По его мнению, эта страсть русских к тому, чтобы не быть, а лишь казаться, объясняется комплексом неполноценности по отношению к Западу, ненасытной жаждой выглядеть не такими, каковы они на самом деле, что не вызывало у Кюстина ни сочувствия, ни снисхождения:
«Я не упрекаю русских за истинную их природу, но не могу не осудить их стремления непременно уподобиться нам /.../. Они не столько хотят быть цивилизованными людьми, сколько казаться ими /.../, и охотно согласились бы стать еще худшими варварами, если другие посчитали бы их более цивилизованными /.../»17.
Кюстин деже предположил, что «открыто признанная тирания явилась бы своего рода прогрессом»18.
Впрочем, и об этом его предупреждал князь Козловский, по словам которого:
«Наше правительство питается ложью, ибо истина страшна не только для самого тирана, но и для раба /.../. Народ и знать, как смирившиеся зрители сей войны противу истины, безропотно переносят весь этот позор, поелику ложь деспота /.../ всегда льстит рабу /.../.
Русский деспотизм не только почитает за ничто идеи и чувства, но и переиначивает факты, борется противу очевидного и побеждает его»19.
Кюстин мог только вторить этим мнениям: «Приходится согласиться с тем, что русские всех сословий с бесподобной гармонией соучаствуют в сем заговорю фальши и двуличия». Их «проворная лживость и природный талант к обману» искренне возмущали его чувство правдивости20 и представлялись ему «худшим из всех недостатков». Но откуда все это? Дело в том, что «отвергнув истину, дух отрекается от самого себя, и тогда повелитель унижен перед рабом, ибо обманывающий ниже обманываемого»21.
Однако, как заметил Кюстин, хотя всем все известно, каждый упорно старается не показать свою осведомленность. Атмосфера всеобщего умолчания, приглушенной опасливости, настороженности в разговорах, нежелание называть вещи своими именами, еще более поразили его при наблюдении за русской жизнью. Он называл это «немотой», которую считал всепроницающим и зловещим свойством общества22. Ее символизировала какая-то странная, даже жутковатая тишина на петербургских улицах и в общественных местах. «В России шуметь дозволяется только лошадям»23.
И об этом тоже предупреждал его князь Козловский: «Сколь скупо ни говорил бы человек в России, это всегда излишне, ведь у нас в каждом мнении скрыто религиозное или политическое лицемерие»24. На этот счет Кюстин также смог составить свое собственное мнение:
«В России повсюду господствует тайна: административная, политическая, общественная. Излишнее молчание гарантирует молчание необходимое; здесь оно в порядке вещей, подобно неосторожнос- тям в Париже. Любой путешественник сам по себе есть уже нечто нежелательное /...А25.

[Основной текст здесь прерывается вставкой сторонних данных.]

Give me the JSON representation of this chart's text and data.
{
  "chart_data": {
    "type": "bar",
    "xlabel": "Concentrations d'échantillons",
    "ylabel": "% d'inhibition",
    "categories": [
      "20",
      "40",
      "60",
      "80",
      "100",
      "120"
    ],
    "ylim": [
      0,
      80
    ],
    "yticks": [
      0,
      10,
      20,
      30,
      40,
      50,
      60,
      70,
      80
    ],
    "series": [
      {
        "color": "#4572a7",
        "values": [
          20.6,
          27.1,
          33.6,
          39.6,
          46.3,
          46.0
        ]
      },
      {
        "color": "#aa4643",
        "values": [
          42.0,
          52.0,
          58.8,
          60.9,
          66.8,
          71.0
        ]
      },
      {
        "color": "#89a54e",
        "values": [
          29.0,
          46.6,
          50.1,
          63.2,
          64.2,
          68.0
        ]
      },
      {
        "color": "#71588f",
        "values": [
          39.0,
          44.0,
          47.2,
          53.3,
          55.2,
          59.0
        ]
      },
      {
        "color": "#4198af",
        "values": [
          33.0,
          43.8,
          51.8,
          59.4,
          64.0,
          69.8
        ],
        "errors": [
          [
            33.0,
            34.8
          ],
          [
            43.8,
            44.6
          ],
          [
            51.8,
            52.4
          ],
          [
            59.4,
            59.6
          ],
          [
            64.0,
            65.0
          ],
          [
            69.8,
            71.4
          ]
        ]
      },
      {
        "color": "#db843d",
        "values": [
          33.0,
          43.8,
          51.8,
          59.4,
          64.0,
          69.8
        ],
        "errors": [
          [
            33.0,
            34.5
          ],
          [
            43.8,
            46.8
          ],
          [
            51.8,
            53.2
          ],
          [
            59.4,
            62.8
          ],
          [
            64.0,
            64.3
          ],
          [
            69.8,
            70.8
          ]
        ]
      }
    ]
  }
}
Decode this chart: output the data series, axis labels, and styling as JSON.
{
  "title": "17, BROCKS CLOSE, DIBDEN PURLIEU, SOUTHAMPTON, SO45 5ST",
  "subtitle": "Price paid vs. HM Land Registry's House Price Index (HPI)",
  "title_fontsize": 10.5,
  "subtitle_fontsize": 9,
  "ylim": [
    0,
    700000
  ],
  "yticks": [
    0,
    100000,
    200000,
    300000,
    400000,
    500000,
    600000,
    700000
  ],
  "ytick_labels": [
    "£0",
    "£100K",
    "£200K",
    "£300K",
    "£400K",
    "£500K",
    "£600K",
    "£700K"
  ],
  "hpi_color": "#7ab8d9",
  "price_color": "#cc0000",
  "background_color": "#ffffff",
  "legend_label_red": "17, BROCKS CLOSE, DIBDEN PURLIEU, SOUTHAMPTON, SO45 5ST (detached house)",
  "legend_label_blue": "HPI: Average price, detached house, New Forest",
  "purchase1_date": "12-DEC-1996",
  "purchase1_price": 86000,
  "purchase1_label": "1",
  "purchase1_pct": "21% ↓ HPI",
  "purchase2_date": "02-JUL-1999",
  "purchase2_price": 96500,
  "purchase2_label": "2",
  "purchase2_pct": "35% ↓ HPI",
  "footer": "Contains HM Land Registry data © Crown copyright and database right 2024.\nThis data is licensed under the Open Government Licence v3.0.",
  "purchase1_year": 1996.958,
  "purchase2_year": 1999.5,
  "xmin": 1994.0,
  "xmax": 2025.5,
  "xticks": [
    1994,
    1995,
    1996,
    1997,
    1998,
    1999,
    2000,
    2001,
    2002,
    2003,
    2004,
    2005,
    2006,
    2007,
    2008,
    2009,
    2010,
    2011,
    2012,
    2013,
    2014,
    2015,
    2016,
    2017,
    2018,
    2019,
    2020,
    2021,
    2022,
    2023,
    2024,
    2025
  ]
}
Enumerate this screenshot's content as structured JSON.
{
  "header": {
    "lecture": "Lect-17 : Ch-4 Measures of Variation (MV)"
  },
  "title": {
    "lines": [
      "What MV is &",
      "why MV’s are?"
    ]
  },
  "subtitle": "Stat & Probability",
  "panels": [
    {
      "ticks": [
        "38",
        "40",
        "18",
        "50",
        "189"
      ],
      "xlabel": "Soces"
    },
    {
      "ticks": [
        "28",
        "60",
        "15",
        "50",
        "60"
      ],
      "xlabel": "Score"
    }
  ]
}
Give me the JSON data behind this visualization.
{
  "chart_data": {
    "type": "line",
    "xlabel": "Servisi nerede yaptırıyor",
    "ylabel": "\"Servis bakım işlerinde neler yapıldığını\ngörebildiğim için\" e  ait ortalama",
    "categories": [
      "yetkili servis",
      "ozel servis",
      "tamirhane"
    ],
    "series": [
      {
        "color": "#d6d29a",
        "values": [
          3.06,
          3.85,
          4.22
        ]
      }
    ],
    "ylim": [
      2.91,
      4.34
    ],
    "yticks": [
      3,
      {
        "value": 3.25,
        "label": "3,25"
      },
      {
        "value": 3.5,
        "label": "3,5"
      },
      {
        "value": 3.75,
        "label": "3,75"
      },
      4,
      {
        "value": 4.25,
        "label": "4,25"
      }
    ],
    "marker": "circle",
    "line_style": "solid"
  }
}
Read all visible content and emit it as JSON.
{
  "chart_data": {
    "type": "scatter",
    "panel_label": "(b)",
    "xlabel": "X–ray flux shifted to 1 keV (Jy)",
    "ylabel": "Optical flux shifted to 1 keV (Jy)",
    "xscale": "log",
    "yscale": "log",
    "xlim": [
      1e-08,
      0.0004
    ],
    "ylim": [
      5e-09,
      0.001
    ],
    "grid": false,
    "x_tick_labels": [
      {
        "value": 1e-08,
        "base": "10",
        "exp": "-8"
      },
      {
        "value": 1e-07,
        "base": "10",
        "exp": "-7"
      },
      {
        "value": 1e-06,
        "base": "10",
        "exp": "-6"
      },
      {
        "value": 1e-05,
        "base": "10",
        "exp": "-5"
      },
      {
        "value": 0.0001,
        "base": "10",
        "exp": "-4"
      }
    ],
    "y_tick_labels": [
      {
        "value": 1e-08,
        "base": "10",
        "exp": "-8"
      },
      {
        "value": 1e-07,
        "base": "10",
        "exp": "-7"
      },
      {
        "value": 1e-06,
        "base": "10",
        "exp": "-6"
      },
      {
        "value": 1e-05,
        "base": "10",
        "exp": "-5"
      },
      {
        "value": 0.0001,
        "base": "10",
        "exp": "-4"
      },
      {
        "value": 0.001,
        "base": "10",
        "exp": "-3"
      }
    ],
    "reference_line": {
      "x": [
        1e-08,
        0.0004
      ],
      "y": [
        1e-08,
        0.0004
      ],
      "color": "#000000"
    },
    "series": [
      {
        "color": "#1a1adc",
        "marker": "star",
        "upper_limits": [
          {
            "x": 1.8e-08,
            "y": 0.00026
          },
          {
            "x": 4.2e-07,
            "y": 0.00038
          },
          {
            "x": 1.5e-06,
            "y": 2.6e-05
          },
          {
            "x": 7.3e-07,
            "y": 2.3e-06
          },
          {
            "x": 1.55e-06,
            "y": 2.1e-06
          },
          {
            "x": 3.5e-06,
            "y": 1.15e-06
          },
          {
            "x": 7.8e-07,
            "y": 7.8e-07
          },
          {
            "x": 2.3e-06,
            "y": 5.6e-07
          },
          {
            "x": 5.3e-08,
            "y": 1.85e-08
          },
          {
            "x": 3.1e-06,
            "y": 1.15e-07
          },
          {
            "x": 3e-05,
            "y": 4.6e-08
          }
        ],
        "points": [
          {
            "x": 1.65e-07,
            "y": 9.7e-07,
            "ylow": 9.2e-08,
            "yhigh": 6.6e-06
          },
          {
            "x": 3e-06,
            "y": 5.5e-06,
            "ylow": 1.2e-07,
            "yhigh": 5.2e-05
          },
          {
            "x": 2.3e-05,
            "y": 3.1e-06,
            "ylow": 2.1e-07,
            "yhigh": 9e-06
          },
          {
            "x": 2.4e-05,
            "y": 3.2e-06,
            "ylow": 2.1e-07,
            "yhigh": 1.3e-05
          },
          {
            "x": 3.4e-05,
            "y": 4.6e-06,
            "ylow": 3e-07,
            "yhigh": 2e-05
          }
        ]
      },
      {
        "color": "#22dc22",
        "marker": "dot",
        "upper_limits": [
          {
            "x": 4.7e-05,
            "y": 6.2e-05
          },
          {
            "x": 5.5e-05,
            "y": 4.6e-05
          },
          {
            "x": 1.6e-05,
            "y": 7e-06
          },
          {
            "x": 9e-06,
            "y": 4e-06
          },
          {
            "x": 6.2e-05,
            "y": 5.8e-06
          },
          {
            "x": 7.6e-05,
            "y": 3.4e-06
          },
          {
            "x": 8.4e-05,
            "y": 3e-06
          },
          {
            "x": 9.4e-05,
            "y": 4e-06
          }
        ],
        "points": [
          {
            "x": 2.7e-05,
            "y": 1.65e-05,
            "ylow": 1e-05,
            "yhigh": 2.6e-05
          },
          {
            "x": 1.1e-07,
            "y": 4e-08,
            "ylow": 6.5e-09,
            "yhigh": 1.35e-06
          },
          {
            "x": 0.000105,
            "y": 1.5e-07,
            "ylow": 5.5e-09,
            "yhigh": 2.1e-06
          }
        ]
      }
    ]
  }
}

Это молчание тоже часть русского комплекса неполноценности по отношению к внешнему миру, но в то же время защитная реакция и весьма эффективное оружие внешней политики:
«Если действительно русские лучшие дипломаты по сравнению с самыми цивилизованными странами, причина здесь в том, что наша печать сообщает о каждом нашем предполагаемом шаге и каждом собьипии, у нас случающемся. Вместо благоразумного сокрытия наших слабостей мы с какой-то непостижимой дотошностью оповещаем о них каждое утро весь свет, в то время как византийская политика русских тщательно скрывает все, о чем они думают, что делают и чего боятся. Мы идем вперед при свете дня, они двигаются, прячась от всех. Мы ослеплены созданным ими неведением. Нас ослабляют разноречивые толки, они сильны своей скрытностью, и в этом секрет их ловкости»26.
Но Кюстин понял и то, что все подобные качества — презрение к истине, преднамеренные мистификации и расчетливые умолчания — являясь оружием режима, в то же время отражают и глубинную слабость сравнительно с Западом, свидетельствуют о признании своей отсталости, неверии в свой народ, стыде за неизбежную тиранию. Это заставляет русских страшиться честного сравнения с Европой. Именно этим объясняется навязчивый страх перед взглядом иностранца, которым пронизана вся казенная Россия.
Абсурдный экстремизм такой боязни поразил Кюстина, как и многих других европейцев до него. Он писал, что «русские — это переряженные китайцы, хотя они не хотят признать свое отвращение к иностранцам; но ежели осмелились бы, подобно настоящим китайцам, не обращать внимания на упреки в варварстве, тогда доступ в Петербург был бы для нас не менее затруднителен, чем в Пекин»27. И все с той же едкостью и лапидарностью он объясняет далее причины этого: «Чем больше я смотрю на Россию, тем более одобряю императора, запрещающего своим подданным путешествовать и всячески затрудняющего приезд в Россию иностранцев. Политическая система России не выдержит и двадцати лет свободного общения с Западом»28.